Thursday we started the day early than we cared to, but wide awake and at the foot of Wayna Picchu by 6:15 a.m. Wayna Picchu is the monumental mountain that you see surrounding the Incan ruins in all of the Machu Picchu pictures. The mountain was a little over an hour hike and unfortunately when we got the top the view wasn’t exactly breathtaking—all we could see was fog. The downside of visiting Machu Picchu during the rainy season is that you can end up stuck in the clouds. However, wandering through the mist of Wayna Picchu isn’t a bad way to spend a morning. From there we took a Machu Picchu tour, and by the end of the day we were able to shed our ever attractive ponchos and snow hats and embrace the warm air and wonder that is Machu Picchu. I could have sat on the lookout point all day, but alas, we eventually had to go back and we ended our day by soaking in the natural hot water springs that the local village had to offer.
The next day it was back to Callao and we had to get ready for our Christmas service in Callao. Katrina and I’s role in the service was very minor, and for the most part we simply got to enjoy what the Callao team had organized. They gave away toys to all the kids, and of course, the ever popular Paneton and Chocolatada. After hugs and chatting with everyone in Callao that we hadn’t seen in a few months, we had to whisk away to the airport to catch our flight back to the US. And after a long and tiring night of travelling, I’m back in the States with the family and happily plopped on the couch with my Dad. Which brings us up to date.
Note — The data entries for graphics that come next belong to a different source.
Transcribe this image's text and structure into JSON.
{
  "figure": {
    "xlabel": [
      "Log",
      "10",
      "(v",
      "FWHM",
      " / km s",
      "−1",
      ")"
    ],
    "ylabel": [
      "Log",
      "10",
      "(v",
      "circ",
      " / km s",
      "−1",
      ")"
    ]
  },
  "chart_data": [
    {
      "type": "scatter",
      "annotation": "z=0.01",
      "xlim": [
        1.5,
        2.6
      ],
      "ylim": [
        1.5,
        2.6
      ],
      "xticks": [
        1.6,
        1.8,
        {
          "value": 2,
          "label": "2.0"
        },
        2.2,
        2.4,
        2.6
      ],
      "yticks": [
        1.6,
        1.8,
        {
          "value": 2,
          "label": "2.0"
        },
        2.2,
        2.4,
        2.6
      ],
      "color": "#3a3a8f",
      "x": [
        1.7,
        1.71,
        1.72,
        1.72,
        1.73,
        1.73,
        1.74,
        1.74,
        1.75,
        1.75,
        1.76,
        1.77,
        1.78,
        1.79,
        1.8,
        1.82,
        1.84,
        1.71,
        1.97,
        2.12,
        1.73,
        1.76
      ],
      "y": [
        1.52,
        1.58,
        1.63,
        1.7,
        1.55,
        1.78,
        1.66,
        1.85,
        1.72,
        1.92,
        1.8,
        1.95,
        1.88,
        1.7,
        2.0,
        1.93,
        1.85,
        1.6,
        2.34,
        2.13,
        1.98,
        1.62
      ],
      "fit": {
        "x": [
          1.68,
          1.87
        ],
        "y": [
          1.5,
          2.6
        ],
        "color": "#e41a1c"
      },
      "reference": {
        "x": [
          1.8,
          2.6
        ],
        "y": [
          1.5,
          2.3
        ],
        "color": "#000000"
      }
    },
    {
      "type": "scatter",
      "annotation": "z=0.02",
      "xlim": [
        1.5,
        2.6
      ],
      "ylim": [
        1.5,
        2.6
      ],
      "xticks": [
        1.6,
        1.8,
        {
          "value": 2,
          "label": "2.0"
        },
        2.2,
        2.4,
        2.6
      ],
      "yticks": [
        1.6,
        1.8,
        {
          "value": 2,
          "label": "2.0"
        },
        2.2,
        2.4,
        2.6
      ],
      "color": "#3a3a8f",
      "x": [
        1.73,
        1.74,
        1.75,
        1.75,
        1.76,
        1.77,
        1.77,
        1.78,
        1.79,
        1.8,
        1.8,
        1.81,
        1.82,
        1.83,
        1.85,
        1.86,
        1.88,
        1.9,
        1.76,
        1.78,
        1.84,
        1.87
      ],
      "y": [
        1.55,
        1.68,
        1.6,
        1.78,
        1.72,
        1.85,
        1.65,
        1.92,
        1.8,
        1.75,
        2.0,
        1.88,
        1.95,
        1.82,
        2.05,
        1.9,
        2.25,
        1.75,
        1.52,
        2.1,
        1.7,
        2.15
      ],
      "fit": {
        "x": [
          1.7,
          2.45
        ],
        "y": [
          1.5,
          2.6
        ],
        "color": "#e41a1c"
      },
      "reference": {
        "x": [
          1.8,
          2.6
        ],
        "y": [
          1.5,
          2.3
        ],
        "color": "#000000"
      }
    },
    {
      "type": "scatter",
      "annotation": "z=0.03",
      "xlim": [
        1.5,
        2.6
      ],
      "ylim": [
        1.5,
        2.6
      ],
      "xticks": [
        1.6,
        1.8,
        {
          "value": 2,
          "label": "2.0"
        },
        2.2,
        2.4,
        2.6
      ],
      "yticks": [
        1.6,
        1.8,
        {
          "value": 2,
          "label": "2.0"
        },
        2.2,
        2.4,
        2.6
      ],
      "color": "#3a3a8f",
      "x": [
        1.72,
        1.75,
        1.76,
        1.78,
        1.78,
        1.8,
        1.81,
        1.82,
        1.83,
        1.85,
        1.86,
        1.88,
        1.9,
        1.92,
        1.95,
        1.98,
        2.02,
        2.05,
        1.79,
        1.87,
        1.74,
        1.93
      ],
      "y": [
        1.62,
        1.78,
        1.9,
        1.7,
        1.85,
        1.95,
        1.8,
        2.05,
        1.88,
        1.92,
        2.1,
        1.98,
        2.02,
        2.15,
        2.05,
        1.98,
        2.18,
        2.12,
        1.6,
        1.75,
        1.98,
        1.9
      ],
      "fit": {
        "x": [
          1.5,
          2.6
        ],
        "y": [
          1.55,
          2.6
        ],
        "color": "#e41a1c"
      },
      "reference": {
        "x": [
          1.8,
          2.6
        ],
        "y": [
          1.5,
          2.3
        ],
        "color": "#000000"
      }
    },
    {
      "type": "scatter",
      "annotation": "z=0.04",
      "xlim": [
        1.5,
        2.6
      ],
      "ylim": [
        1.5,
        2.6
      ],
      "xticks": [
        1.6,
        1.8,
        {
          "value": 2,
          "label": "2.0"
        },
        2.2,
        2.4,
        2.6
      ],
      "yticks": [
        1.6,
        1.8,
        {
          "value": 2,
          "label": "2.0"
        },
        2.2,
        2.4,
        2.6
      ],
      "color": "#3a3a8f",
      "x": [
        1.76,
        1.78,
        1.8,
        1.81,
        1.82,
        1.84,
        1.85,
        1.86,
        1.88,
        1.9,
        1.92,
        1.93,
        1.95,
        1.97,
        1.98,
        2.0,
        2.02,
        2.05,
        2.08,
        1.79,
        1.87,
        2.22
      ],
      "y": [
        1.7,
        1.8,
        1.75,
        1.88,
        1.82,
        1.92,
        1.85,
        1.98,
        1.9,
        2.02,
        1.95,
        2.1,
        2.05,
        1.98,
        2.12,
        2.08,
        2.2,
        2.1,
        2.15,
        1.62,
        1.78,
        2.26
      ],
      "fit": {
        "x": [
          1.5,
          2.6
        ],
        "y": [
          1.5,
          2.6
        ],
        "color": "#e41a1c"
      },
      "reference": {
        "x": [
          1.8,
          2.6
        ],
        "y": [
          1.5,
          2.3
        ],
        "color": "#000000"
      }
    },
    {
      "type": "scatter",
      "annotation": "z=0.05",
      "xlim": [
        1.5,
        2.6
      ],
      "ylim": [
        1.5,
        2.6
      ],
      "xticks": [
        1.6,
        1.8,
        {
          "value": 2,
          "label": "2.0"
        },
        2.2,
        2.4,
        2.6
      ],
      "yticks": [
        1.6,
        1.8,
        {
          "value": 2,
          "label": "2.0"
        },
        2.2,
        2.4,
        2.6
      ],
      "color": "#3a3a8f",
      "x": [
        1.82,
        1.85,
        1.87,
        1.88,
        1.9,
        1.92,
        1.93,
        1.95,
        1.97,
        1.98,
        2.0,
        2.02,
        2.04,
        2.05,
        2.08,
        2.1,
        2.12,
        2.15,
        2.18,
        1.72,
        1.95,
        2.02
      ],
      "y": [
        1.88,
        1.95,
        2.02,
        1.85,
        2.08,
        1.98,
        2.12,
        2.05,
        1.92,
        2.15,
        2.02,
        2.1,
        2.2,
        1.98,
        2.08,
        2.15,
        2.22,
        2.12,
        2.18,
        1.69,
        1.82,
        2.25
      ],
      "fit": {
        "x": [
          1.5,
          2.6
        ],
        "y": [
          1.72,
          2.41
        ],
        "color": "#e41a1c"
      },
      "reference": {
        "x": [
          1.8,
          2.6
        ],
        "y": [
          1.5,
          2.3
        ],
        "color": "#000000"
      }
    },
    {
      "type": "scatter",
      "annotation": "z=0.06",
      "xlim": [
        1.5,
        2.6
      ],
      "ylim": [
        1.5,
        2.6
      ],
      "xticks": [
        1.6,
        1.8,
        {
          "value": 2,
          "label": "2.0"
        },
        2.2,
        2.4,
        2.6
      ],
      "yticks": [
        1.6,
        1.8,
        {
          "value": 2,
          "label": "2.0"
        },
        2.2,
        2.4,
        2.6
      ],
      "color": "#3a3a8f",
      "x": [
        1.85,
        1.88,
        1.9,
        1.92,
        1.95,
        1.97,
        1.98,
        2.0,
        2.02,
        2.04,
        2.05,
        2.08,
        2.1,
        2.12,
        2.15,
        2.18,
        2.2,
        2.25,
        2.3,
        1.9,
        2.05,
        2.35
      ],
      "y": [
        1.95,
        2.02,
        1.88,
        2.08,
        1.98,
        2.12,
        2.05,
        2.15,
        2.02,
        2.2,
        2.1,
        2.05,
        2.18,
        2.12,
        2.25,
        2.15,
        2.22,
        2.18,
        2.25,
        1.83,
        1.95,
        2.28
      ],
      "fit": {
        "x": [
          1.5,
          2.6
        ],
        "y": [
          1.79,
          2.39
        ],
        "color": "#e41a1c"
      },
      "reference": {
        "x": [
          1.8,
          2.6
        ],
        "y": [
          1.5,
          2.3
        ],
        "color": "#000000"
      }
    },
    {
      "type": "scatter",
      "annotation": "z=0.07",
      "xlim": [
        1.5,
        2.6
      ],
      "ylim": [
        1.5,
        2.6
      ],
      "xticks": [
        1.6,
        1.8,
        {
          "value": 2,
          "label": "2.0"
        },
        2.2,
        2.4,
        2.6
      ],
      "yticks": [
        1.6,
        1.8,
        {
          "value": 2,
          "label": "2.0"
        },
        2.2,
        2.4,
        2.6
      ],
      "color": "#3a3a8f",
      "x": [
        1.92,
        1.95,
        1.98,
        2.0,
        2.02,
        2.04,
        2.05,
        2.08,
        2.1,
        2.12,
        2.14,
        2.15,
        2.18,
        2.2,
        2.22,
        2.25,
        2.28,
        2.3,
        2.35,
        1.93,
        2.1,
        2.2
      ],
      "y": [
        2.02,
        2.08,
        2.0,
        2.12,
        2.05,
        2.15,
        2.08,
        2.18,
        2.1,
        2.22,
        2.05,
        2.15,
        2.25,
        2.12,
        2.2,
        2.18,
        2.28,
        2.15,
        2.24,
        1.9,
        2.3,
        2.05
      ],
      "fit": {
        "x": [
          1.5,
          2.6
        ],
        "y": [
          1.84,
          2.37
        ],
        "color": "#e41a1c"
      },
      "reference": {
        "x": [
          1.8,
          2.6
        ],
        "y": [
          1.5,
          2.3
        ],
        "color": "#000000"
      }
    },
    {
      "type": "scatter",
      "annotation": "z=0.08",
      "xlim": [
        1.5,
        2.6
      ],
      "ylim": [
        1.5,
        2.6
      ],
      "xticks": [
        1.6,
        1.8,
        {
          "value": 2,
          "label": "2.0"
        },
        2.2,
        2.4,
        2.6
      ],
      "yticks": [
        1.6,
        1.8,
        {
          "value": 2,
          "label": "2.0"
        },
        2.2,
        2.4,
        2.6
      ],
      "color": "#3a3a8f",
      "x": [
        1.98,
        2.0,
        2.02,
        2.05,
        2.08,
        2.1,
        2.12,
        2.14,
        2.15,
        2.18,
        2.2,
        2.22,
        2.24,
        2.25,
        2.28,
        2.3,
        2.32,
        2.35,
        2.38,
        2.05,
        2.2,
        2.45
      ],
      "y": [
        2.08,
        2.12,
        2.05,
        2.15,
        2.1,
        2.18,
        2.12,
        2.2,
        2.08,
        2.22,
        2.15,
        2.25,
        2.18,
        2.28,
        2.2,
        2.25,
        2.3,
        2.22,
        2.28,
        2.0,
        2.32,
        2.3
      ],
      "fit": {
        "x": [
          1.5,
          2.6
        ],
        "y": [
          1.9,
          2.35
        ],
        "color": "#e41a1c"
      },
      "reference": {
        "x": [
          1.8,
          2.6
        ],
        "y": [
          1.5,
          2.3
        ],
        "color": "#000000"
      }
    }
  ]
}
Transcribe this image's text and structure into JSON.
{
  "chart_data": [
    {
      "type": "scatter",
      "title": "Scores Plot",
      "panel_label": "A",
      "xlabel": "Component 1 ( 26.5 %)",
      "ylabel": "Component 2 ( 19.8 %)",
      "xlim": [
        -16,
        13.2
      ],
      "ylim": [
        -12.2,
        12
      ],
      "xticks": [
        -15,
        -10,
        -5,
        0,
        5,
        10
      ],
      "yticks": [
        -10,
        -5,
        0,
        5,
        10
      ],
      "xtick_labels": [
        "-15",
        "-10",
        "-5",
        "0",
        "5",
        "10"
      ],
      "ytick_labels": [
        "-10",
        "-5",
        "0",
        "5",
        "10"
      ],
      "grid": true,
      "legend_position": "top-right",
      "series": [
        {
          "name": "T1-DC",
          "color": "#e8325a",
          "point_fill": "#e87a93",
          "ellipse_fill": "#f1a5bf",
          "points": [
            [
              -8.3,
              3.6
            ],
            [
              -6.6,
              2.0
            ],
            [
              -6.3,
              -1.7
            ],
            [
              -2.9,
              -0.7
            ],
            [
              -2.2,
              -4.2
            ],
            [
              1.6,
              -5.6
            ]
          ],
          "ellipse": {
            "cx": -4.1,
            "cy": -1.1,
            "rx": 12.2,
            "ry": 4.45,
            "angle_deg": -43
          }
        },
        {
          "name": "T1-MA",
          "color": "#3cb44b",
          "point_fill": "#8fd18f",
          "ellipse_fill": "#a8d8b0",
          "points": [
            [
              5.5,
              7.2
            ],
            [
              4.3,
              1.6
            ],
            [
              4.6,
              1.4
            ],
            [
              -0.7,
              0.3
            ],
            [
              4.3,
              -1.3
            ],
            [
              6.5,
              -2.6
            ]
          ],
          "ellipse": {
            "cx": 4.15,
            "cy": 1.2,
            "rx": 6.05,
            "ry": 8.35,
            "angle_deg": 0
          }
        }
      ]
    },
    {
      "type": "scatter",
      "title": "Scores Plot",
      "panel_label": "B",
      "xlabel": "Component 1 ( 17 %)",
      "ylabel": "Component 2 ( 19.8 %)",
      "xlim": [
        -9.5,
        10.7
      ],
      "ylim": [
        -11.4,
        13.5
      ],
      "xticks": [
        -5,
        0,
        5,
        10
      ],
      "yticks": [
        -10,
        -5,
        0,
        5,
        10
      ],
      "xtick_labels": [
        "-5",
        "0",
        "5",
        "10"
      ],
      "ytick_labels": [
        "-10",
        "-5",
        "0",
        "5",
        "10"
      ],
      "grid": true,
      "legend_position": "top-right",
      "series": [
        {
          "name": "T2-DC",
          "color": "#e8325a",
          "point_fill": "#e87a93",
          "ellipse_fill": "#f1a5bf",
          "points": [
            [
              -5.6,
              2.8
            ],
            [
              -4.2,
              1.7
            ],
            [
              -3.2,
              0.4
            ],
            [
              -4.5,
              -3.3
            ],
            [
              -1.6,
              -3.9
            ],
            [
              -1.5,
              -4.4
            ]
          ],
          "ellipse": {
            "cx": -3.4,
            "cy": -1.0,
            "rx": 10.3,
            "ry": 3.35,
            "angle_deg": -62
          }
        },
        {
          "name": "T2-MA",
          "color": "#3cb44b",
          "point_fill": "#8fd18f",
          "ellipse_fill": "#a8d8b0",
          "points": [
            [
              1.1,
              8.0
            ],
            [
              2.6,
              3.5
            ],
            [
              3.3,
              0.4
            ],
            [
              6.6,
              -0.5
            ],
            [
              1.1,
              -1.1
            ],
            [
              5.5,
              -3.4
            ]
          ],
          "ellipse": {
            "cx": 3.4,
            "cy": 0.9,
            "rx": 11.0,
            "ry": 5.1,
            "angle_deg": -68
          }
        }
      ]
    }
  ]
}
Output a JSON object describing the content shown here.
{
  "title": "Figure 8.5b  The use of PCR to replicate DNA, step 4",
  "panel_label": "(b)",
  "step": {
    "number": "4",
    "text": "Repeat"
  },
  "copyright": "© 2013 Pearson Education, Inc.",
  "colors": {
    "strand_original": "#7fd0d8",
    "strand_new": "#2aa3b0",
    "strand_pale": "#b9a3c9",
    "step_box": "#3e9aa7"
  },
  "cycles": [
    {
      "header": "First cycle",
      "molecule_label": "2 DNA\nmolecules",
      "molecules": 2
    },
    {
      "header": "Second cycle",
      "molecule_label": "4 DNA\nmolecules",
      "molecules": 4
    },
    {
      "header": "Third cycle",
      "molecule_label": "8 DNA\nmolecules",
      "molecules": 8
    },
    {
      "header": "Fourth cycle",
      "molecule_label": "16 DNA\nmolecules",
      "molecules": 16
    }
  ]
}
Katrina and I are living the life of an average American for two weeks and January 5th it’s back to Callao. January we’re getting a visit from Steven and Emily with the church and we’ll get to map out a schedule for our final six months in Peru. We’re ending the month with a visit from my friends Dave and Erica and by early February we’ll be in Iquitos—a city in the Amazon river basin.

So as I sit here on Christmas, talking about trips from one of the Seven World Wonders to the Amazon River—I feel obligated to say how truly blessed I’ve been to have such amazing experience over the last few months—that will continue on into 2014. There’s a million and one things I could say—but since it’s after midnight now and officially Christmas, I’m simply going to say Merry Christmas.